I should have seen the signs of addiction in my future husband early in our relationship, especially since my brother and sister were both in active addiction at the time. I don’t know; maybe I didn’t want to see them. My husband and I met when we were very young and we literally grew up together. The first time we met, I can honestly say I didn’t notice anything. It wasn’t until later that the excessive drinking and marijuana use (again to those who say it’s harmless, I say bull!) really started to come out. I had no choice but to pay attention. By that time, though, it was too late. I was very much in love and turned a blind eye to it; so much so that when he told me later on that he was doing cocaine I had no idea! How sad is that?

We have gone through so much as a couple and I can honestly say that loving my husband has been the hardest and most amazing relationship I’ve ever had.

When you love an addict, whether it be a parent, child, sibling or romantic relationship, I think there’s a certain level of co-dependency that takes place. I never fully realized that until I started doing advocacy work and, of course, going to Al-Anon. Looking back now, I can see where I was completely co-dependent with my sister and especially with my husband. We were together for two years before our daughter was born. In those early years, my mood and my behaviors were completely determined by my husband’s addictive behavior. It’s funny how clearly I see that now, but I couldn’t see that at all back then…

I like to think of our daughter as a life-saver, and we’ve both told her as much. An active addict and a co-dependent do not make a good couple and we were both spiraling downward. While our daughter was not planned, I truly believe she was sent at a time in our lives when she was desperately needed. Once I gave birth, my whole life changed; my only focus was my child and, since I had to raise her on my own for the first 11 years of her life, I did everything I could to make sure she was safe, happy and healthy.

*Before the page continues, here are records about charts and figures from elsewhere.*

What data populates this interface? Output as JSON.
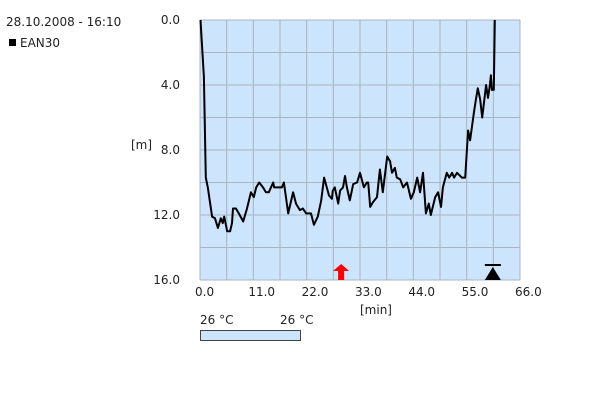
{
  "header": {
    "datetime": "28.10.2008 - 16:10"
  },
  "legend": [
    {
      "name": "EAN30",
      "color": "#000000"
    }
  ],
  "color_scale": {
    "min_label": "26 °C",
    "max_label": "26 °C",
    "color": "#cce4fc"
  },
  "chart_data": {
    "type": "line",
    "xlabel": "[min]",
    "ylabel": "[m]",
    "xlim": [
      0,
      66
    ],
    "ylim": [
      0,
      16
    ],
    "y_inverted": true,
    "grid": true,
    "background": "#cce4fc",
    "x_ticks": [
      "0.0",
      "11.0",
      "22.0",
      "33.0",
      "44.0",
      "55.0",
      "66.0"
    ],
    "y_ticks": [
      "0.0",
      "4.0",
      "8.0",
      "12.0",
      "16.0"
    ],
    "legend_position": "top-left",
    "series": [
      {
        "name": "EAN30",
        "color": "#000000",
        "points": [
          [
            0.1,
            0
          ],
          [
            0.8,
            3.5
          ],
          [
            1.2,
            9.7
          ],
          [
            1.6,
            10.3
          ],
          [
            2.5,
            12.1
          ],
          [
            3.1,
            12.2
          ],
          [
            3.7,
            12.8
          ],
          [
            4.3,
            12.2
          ],
          [
            4.7,
            12.5
          ],
          [
            5.0,
            12.1
          ],
          [
            5.6,
            13.0
          ],
          [
            6.2,
            13.0
          ],
          [
            6.6,
            12.5
          ],
          [
            6.8,
            11.6
          ],
          [
            7.4,
            11.6
          ],
          [
            8.0,
            11.9
          ],
          [
            8.9,
            12.4
          ],
          [
            9.1,
            12.2
          ],
          [
            9.7,
            11.6
          ],
          [
            10.5,
            10.6
          ],
          [
            11.1,
            10.9
          ],
          [
            11.6,
            10.3
          ],
          [
            12.2,
            10.0
          ],
          [
            13.0,
            10.3
          ],
          [
            13.6,
            10.6
          ],
          [
            14.2,
            10.6
          ],
          [
            15.1,
            10.0
          ],
          [
            15.3,
            10.3
          ],
          [
            16.9,
            10.3
          ],
          [
            17.3,
            10.0
          ],
          [
            18.2,
            11.9
          ],
          [
            19.2,
            10.6
          ],
          [
            19.8,
            11.3
          ],
          [
            20.6,
            11.7
          ],
          [
            21.2,
            11.6
          ],
          [
            21.9,
            11.9
          ],
          [
            22.9,
            11.9
          ],
          [
            23.5,
            12.6
          ],
          [
            24.3,
            12.1
          ],
          [
            25.0,
            11.1
          ],
          [
            25.6,
            9.7
          ],
          [
            26.6,
            10.8
          ],
          [
            27.2,
            11.0
          ],
          [
            27.4,
            10.5
          ],
          [
            27.8,
            10.3
          ],
          [
            28.5,
            11.3
          ],
          [
            28.9,
            10.5
          ],
          [
            29.5,
            10.3
          ],
          [
            29.9,
            9.6
          ],
          [
            30.3,
            10.3
          ],
          [
            30.9,
            11.1
          ],
          [
            31.6,
            10.1
          ],
          [
            32.4,
            10.0
          ],
          [
            33.0,
            9.4
          ],
          [
            33.8,
            10.3
          ],
          [
            34.4,
            10.0
          ],
          [
            34.7,
            10.0
          ],
          [
            35.1,
            11.5
          ],
          [
            35.7,
            11.2
          ],
          [
            36.5,
            10.9
          ],
          [
            37.1,
            9.2
          ],
          [
            37.7,
            10.6
          ],
          [
            38.6,
            8.4
          ],
          [
            39.2,
            8.7
          ],
          [
            39.6,
            9.4
          ],
          [
            40.2,
            9.1
          ],
          [
            40.6,
            9.7
          ],
          [
            41.3,
            9.8
          ],
          [
            41.9,
            10.3
          ],
          [
            42.7,
            10.0
          ],
          [
            43.5,
            11.0
          ],
          [
            44.1,
            10.6
          ],
          [
            44.8,
            9.7
          ],
          [
            45.4,
            10.6
          ],
          [
            46.0,
            9.4
          ],
          [
            46.6,
            11.9
          ],
          [
            47.2,
            11.3
          ],
          [
            47.6,
            12.0
          ],
          [
            48.5,
            10.9
          ],
          [
            49.1,
            10.6
          ],
          [
            49.7,
            11.5
          ],
          [
            50.1,
            10.3
          ],
          [
            50.9,
            9.4
          ],
          [
            51.4,
            9.7
          ],
          [
            52.0,
            9.4
          ],
          [
            52.4,
            9.7
          ],
          [
            53.0,
            9.4
          ],
          [
            54.0,
            9.7
          ],
          [
            54.7,
            9.7
          ],
          [
            55.3,
            6.8
          ],
          [
            55.7,
            7.4
          ],
          [
            56.5,
            5.7
          ],
          [
            56.9,
            4.9
          ],
          [
            57.3,
            4.2
          ],
          [
            57.8,
            4.9
          ],
          [
            58.2,
            6.0
          ],
          [
            59.0,
            4.0
          ],
          [
            59.4,
            4.8
          ],
          [
            59.8,
            4.0
          ],
          [
            60.0,
            3.4
          ],
          [
            60.2,
            4.3
          ],
          [
            60.6,
            4.3
          ],
          [
            60.8,
            0
          ]
        ]
      }
    ],
    "markers": [
      {
        "type": "ascent-warning-arrow",
        "x": 29.1,
        "color": "#ff0000"
      },
      {
        "type": "surface-marker",
        "x": 60.4,
        "color": "#000000"
      }
    ]
  }
}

Even though my husband stayed active in his addiction before, during and after our daughter was born, I know how much he loved her.  I also know, and he has said as much, that had it not been for our daughter, he would not have had a reason to eventually get help.

We have gone through so much as a couple and I can honestly say that loving my husband has been the hardest and most amazing relationship I’ve ever had. He is my best friend, I cannot imagine life without him. He’s the best father and husband anyone could ever hope to have. He has 14 years of recovery, has gone back to school to get his associate’s degree and now works as a drug and alcohol counselor to “pay back” the gift of his recovery. He’s also going back to school for his bachelor’s degree and plans to grow in his career; I couldn’t be more proud of him if I tried!

My Time

The final part of my story is about me. After everything I’ve gone through with my family and addiction, I’m finally taking the time to focus on my recovery. It started when I decided to speak out on behalf of families after seeing a Dr. Phil show and getting so angry at how he was attacking and blaming the family members of an addict. In that moment, I realized that, while it’s very important to hear the stories of addicts, it’s equally as important to highlight the stories of their families. After all, they’re the ones we so rarely hear from!

Addiction is a family disease and, in order to fully understand and break the stigma of addiction, you have to hear everyone’s story.

I also realized that I needed help. At the suggestion of my husband, I went back to Al-Anon after 14 years. Through the program, I am learning to deal with all the emotions and issues I’ve kept buried for so long. I’ve also met some amazing and wonderful people in my recovery. I will have 6 months at the end of October; I look forward to my continued healing, growth and, of course, the opportunity to speak out.

By sharing some of my story, I hope I’ve shown that, even through loss, there is life after addiction and power in recovery. Addiction can destroy families and tear apart communities, but if we all come together – addicts, families, friends and communities – we can win the fight against addiction because we are worth it!